The group was allegedly using TikTok, a popular Chinese social media platform, to lure potential victims, promising them to make TikTok models. The mastermind of the group, who was arrested by Bangladesh police, confessed trafficking over 500 girls to India.
Authorities have arrested 11 members of the gang, including Rafizul Islam Ridoys, nicknamed TikTok Ridoy, who is known for his expertise in shooting videos using TikTok.
The Rapid Action Battalion (RAB), a paramilitary force in Bangladesh, which is investigating many such cases, said many popular social media platforms are becoming the hub for criminal and trafficking networks.
RAB spokesperson Commander Khandaker Al Moin said that officials were now forwarding a proposal to the government banning TikTok, Likee, PUBG, and Free Fire apps in the country, according to a report in Dhaka Tribune.
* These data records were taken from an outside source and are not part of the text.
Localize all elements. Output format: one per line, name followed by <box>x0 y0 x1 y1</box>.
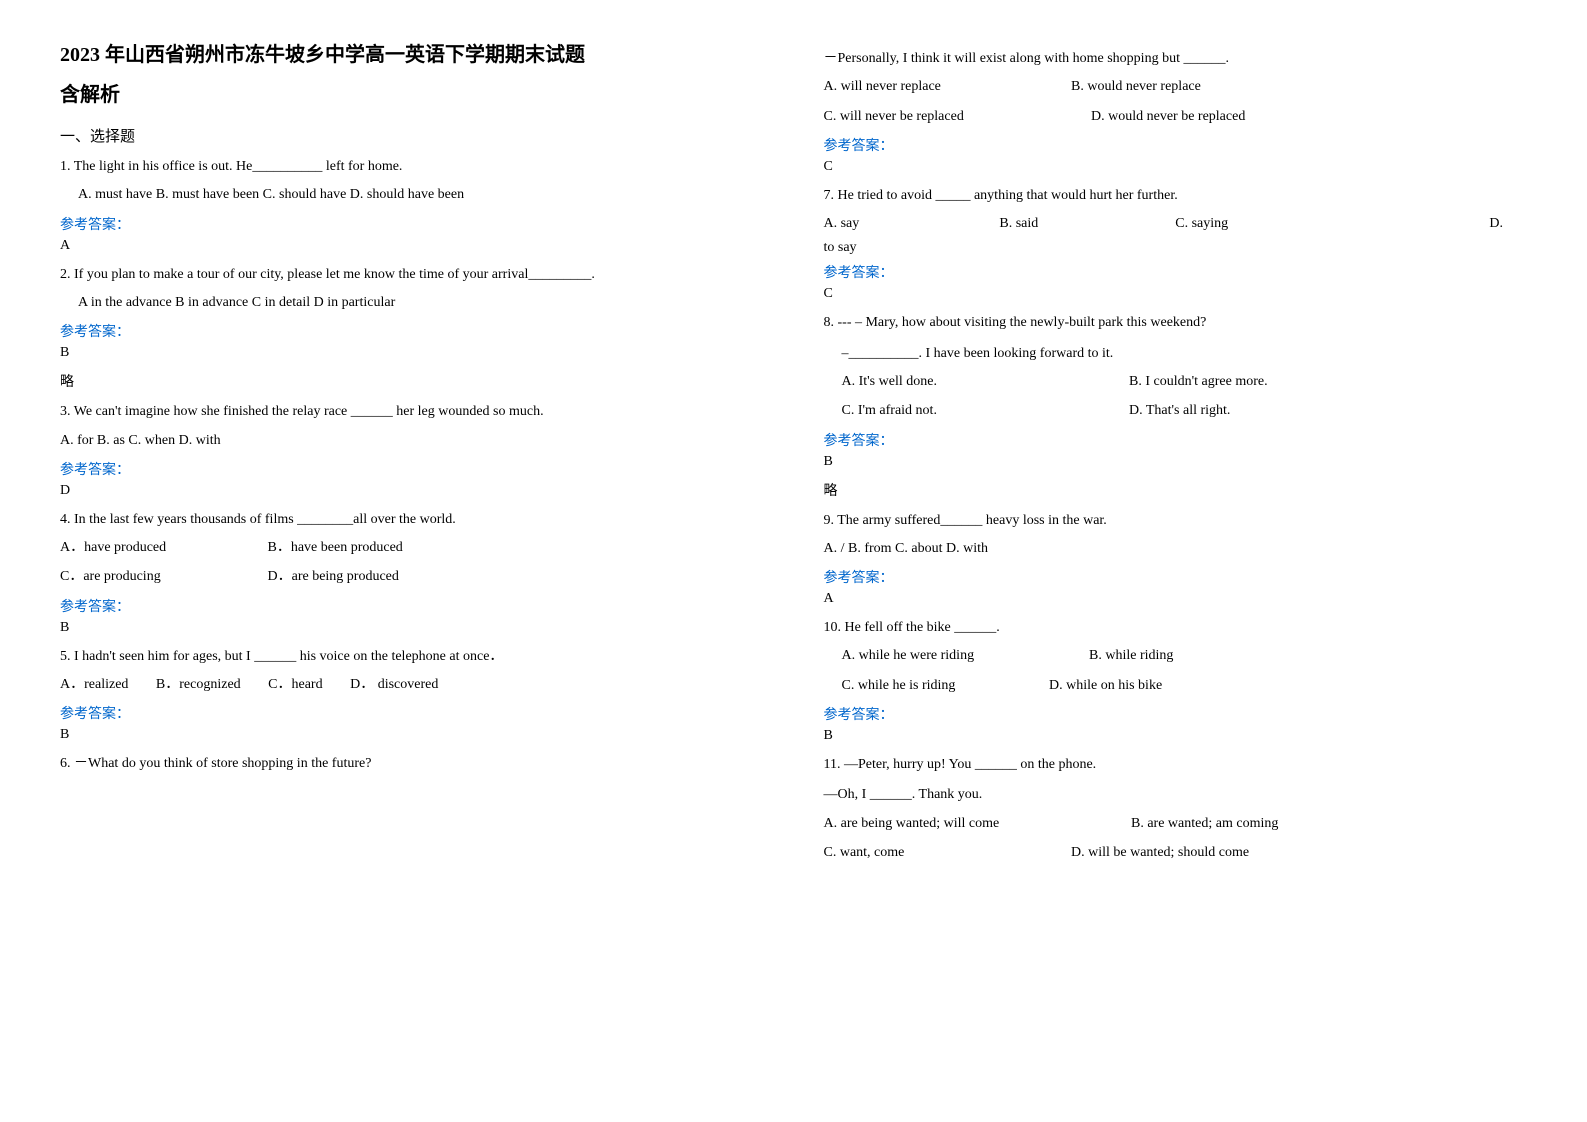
q6-opt-a: A. will never replace <box>824 74 1044 99</box>
q7-opt-d: D. <box>1351 211 1503 236</box>
q11-opt-c: C. want, come <box>824 840 1044 865</box>
q6-opt-c: C. will never be replaced <box>824 104 1064 129</box>
question-6-text: 6. －What do you think of store shopping … <box>60 753 764 775</box>
question-2-text: 2. If you plan to make a tour of our cit… <box>60 264 764 286</box>
question-7-text: 7. He tried to avoid _____ anything that… <box>824 185 1528 207</box>
answer-label: 参考答案： <box>824 135 1528 155</box>
q4-opt-a: A．have produced <box>60 535 240 560</box>
question-1-options: A. must have B. must have been C. should… <box>78 182 764 207</box>
question-10-options-row2: C. while he is riding D. while on his bi… <box>842 673 1528 698</box>
left-column: 2023 年山西省朔州市冻牛坡乡中学高一英语下学期期末试题 含解析 一、选择题 … <box>60 40 764 869</box>
question-6-text2: －Personally, I think it will exist along… <box>824 48 1528 70</box>
q7-extra: to say <box>824 240 1528 256</box>
question-8-options-row1: A. It's well done. B. I couldn't agree m… <box>842 369 1528 394</box>
question-10-text: 10. He fell off the bike ______. <box>824 617 1528 639</box>
answer-label: 参考答案： <box>824 567 1528 587</box>
question-11-options-row1: A. are being wanted; will come B. are wa… <box>824 811 1528 836</box>
q5-opt-a: A．realized <box>60 672 128 697</box>
document-subtitle: 含解析 <box>60 78 764 107</box>
question-2-answer: B <box>60 345 764 361</box>
q6-opt-d: D. would never be replaced <box>1091 104 1271 129</box>
q4-opt-c: C．are producing <box>60 564 240 589</box>
q11-opt-d: D. will be wanted; should come <box>1071 840 1249 865</box>
page-container: 2023 年山西省朔州市冻牛坡乡中学高一英语下学期期末试题 含解析 一、选择题 … <box>60 40 1527 869</box>
document-title: 2023 年山西省朔州市冻牛坡乡中学高一英语下学期期末试题 <box>60 40 764 70</box>
question-8-text: 8. --- – Mary, how about visiting the ne… <box>824 312 1528 334</box>
question-10-answer: B <box>824 728 1528 744</box>
answer-label: 参考答案： <box>824 704 1528 724</box>
question-4-answer: B <box>60 620 764 636</box>
question-3-text: 3. We can't imagine how she finished the… <box>60 401 764 423</box>
q5-opt-c: C．heard <box>268 672 322 697</box>
answer-label: 参考答案： <box>60 596 764 616</box>
question-11-options-row2: C. want, come D. will be wanted; should … <box>824 840 1528 865</box>
question-1-text: 1. The light in his office is out. He___… <box>60 156 764 178</box>
question-9-text: 9. The army suffered______ heavy loss in… <box>824 510 1528 532</box>
right-column: －Personally, I think it will exist along… <box>824 40 1528 869</box>
q10-opt-a: A. while he were riding <box>842 643 1062 668</box>
question-7-options: A. say B. said C. saying D. <box>824 211 1528 236</box>
note-omit: 略 <box>60 371 764 391</box>
question-11-text2: —Oh, I ______. Thank you. <box>824 784 1528 806</box>
q8-opt-a: A. It's well done. <box>842 369 1102 394</box>
q7-opt-a: A. say <box>824 211 976 236</box>
question-1-answer: A <box>60 238 764 254</box>
question-5-text: 5. I hadn't seen him for ages, but I ___… <box>60 646 764 668</box>
question-6-options-row2: C. will never be replaced D. would never… <box>824 104 1528 129</box>
q11-opt-a: A. are being wanted; will come <box>824 811 1104 836</box>
question-8-answer: B <box>824 454 1528 470</box>
q8-opt-c: C. I'm afraid not. <box>842 398 1102 423</box>
question-3-answer: D <box>60 483 764 499</box>
question-4-options-row1: A．have produced B．have been produced <box>60 535 764 560</box>
question-8-options-row2: C. I'm afraid not. D. That's all right. <box>842 398 1528 423</box>
q10-opt-d: D. while on his bike <box>1049 673 1162 698</box>
q4-opt-b: B．have been produced <box>268 535 448 560</box>
q10-opt-c: C. while he is riding <box>842 673 1022 698</box>
q7-opt-b: B. said <box>999 211 1151 236</box>
question-7-answer: C <box>824 286 1528 302</box>
question-9-answer: A <box>824 591 1528 607</box>
question-2-options: A in the advance B in advance C in detai… <box>78 290 764 315</box>
q8-opt-b: B. I couldn't agree more. <box>1129 369 1268 394</box>
question-6-options-row1: A. will never replace B. would never rep… <box>824 74 1528 99</box>
answer-label: 参考答案： <box>60 703 764 723</box>
answer-label: 参考答案： <box>824 262 1528 282</box>
q8-opt-d: D. That's all right. <box>1129 398 1230 423</box>
question-6-answer: C <box>824 159 1528 175</box>
q7-opt-c: C. saying <box>1175 211 1327 236</box>
question-5-answer: B <box>60 727 764 743</box>
answer-label: 参考答案： <box>60 459 764 479</box>
question-8-text2: –__________. I have been looking forward… <box>842 343 1528 365</box>
q10-opt-b: B. while riding <box>1089 643 1173 668</box>
q5-opt-b: B．recognized <box>156 672 241 697</box>
question-10-options-row1: A. while he were riding B. while riding <box>842 643 1528 668</box>
question-4-text: 4. In the last few years thousands of fi… <box>60 509 764 531</box>
section-heading-1: 一、选择题 <box>60 125 764 146</box>
note-omit: 略 <box>824 480 1528 500</box>
q11-opt-b: B. are wanted; am coming <box>1131 811 1278 836</box>
q5-opt-d: D． discovered <box>350 672 438 697</box>
answer-label: 参考答案： <box>824 430 1528 450</box>
question-9-options: A. / B. from C. about D. with <box>824 536 1528 561</box>
question-4-options-row2: C．are producing D．are being produced <box>60 564 764 589</box>
question-3-options: A. for B. as C. when D. with <box>60 428 764 453</box>
answer-label: 参考答案： <box>60 321 764 341</box>
q6-opt-b: B. would never replace <box>1071 74 1251 99</box>
question-5-options: A．realized B．recognized C．heard D． disco… <box>60 672 764 697</box>
q4-opt-d: D．are being produced <box>268 564 448 589</box>
question-11-text: 11. —Peter, hurry up! You ______ on the … <box>824 754 1528 776</box>
answer-label: 参考答案： <box>60 214 764 234</box>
The Bangladesh Telecommunication Regulatory Commission (BTRC) will have the final say on the issue, the RAB official said.
Meanwhile, BTRC deputy director Zakir Hossain Khan said, “We will take necessary measures for the greater good of the country if we do receive a proposal or directive [to ban the four apps], despite our firm belief in freedom of expression.”
Earlier, in 2018, Bangladesh had briefly blocked internet access to TikTok for not removing certain contents which the government considered offensive and inappropriate.